You'll receive a 202 (Success) response that includes an `Operation-Location` GUID header, which the script will print to the console. This header contains an operation ID that you can use to query the status of the asynchronous operation and get the results.

In [None]:
# # POST using "application/octet-stream" header 
# try:
#     resp = post(url = post_url, headers = headers_octet_stream, params = params, data = data_bytes)
#     if resp.status_code != 202:
#         print("POST analyze failed:\n%s" % resp.text)
#     else:
#         print("POST analyze succeeded:\n%s" % resp.headers)
#         get_url = resp.headers["operation-location"]
#         print(get_url)
# except Exception as e:
#     print("POST analyze failed:\n%s" % str(e))

## GET analyzed result
After you've called the Analyze API, you call the GET Analyze Result API to get the status of the operation and the extracted data.
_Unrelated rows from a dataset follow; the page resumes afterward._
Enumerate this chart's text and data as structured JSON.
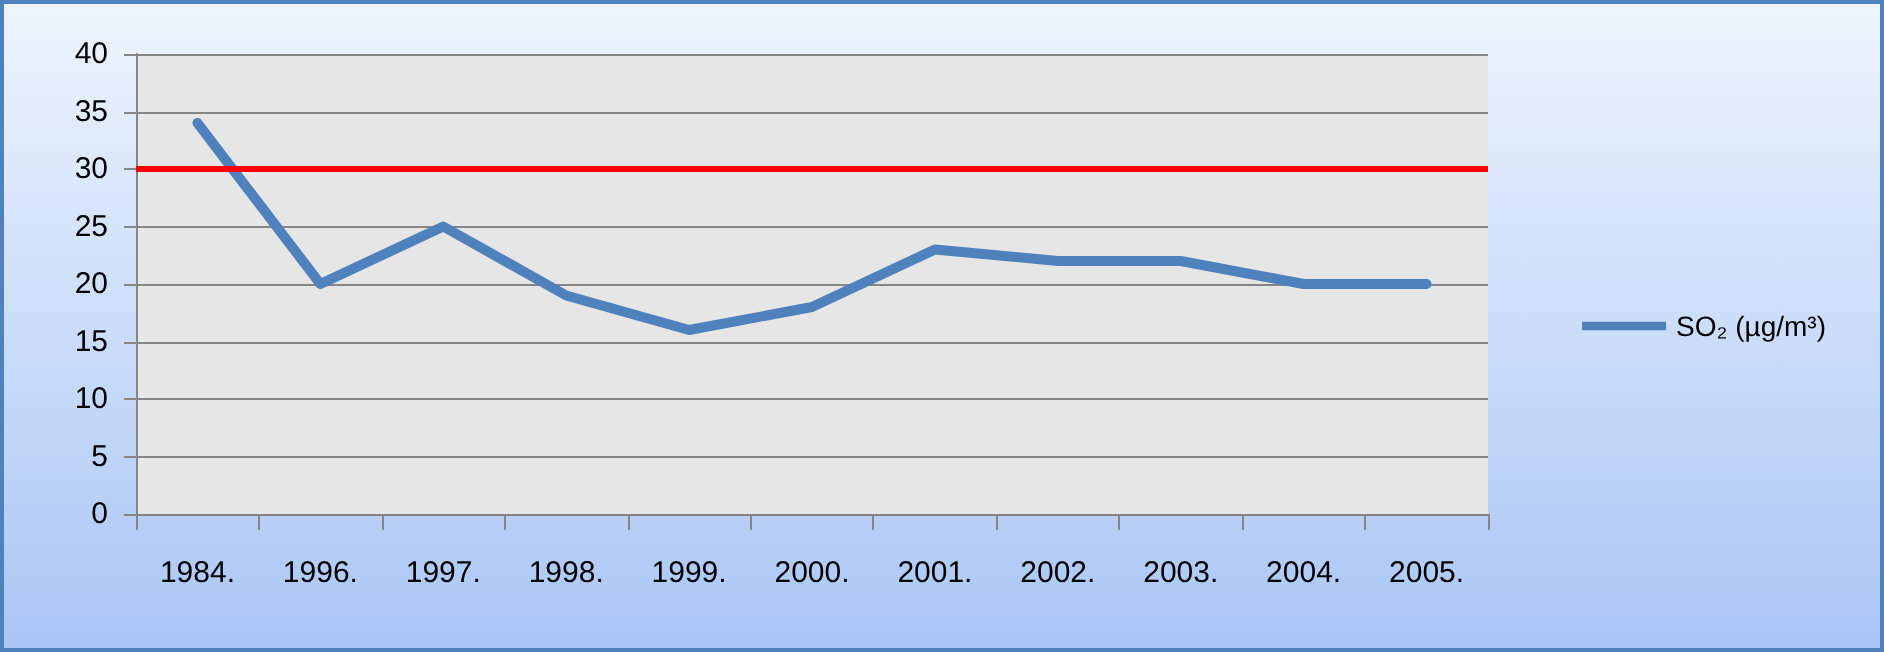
{
  "chart_data": {
    "type": "line",
    "categories": [
      "1984.",
      "1996.",
      "1997.",
      "1998.",
      "1999.",
      "2000.",
      "2001.",
      "2002.",
      "2003.",
      "2004.",
      "2005."
    ],
    "series": [
      {
        "name": "SO₂ (µg/m³)",
        "color": "#4f81bd",
        "values": [
          34,
          20,
          25,
          19,
          16,
          18,
          23,
          22,
          22,
          20,
          20
        ]
      }
    ],
    "ylim": [
      0,
      40
    ],
    "yticks": [
      0,
      5,
      10,
      15,
      20,
      25,
      30,
      35,
      40
    ],
    "grid": "y",
    "legend": "right",
    "marker": "none",
    "line_style": "solid",
    "ref_lines": [
      {
        "axis": "y",
        "value": 30,
        "color": "#ff0000",
        "line_style": "solid"
      }
    ]
  }
}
This uses the `Operation-Location` value in a new API call. This script calls the API at regular intervals until the results are available. We recommend an interval of one second or more.

In [None]:
n_tries = 10
n_try = 0
wait_sec = 6
while n_try < n_tries:
    try:
        resp = get(url = get_url, headers = {"Ocp-Apim-Subscription-Key": apim_key})
        resp_json = json.loads(resp.text)
        if resp.status_code != 200:
            print("GET insurance card results failed:\n%s" % resp_json)
            break
        status = resp_json["status"]
        if status == "succeeded":
            print("Insurance card analysis succeeded:\n%s" % resp_json)
            break
        if status == "failed":
            print("Insurance card analysis failed:\n%s" % resp_json)
            break
        # Analysis still running. Wait and retry.
        time.sleep(wait_sec)
        n_try += 1
    except Exception as e:
        msg = "GET analyze results failed:\n%s" % str(e)
        print(msg)
        break

## Examine the reponse
The script will print responses to the console until the Analyze operation completes. Then, it will print the extracted text data in JSON format. The "words" and "lines" in "pages" section contain every word and line of text that was extracted from the insurance card; the "fields" in "documents" section contains key/value information (e.g. member name, ID number, prescription info, etc.) extracted from the insurance card.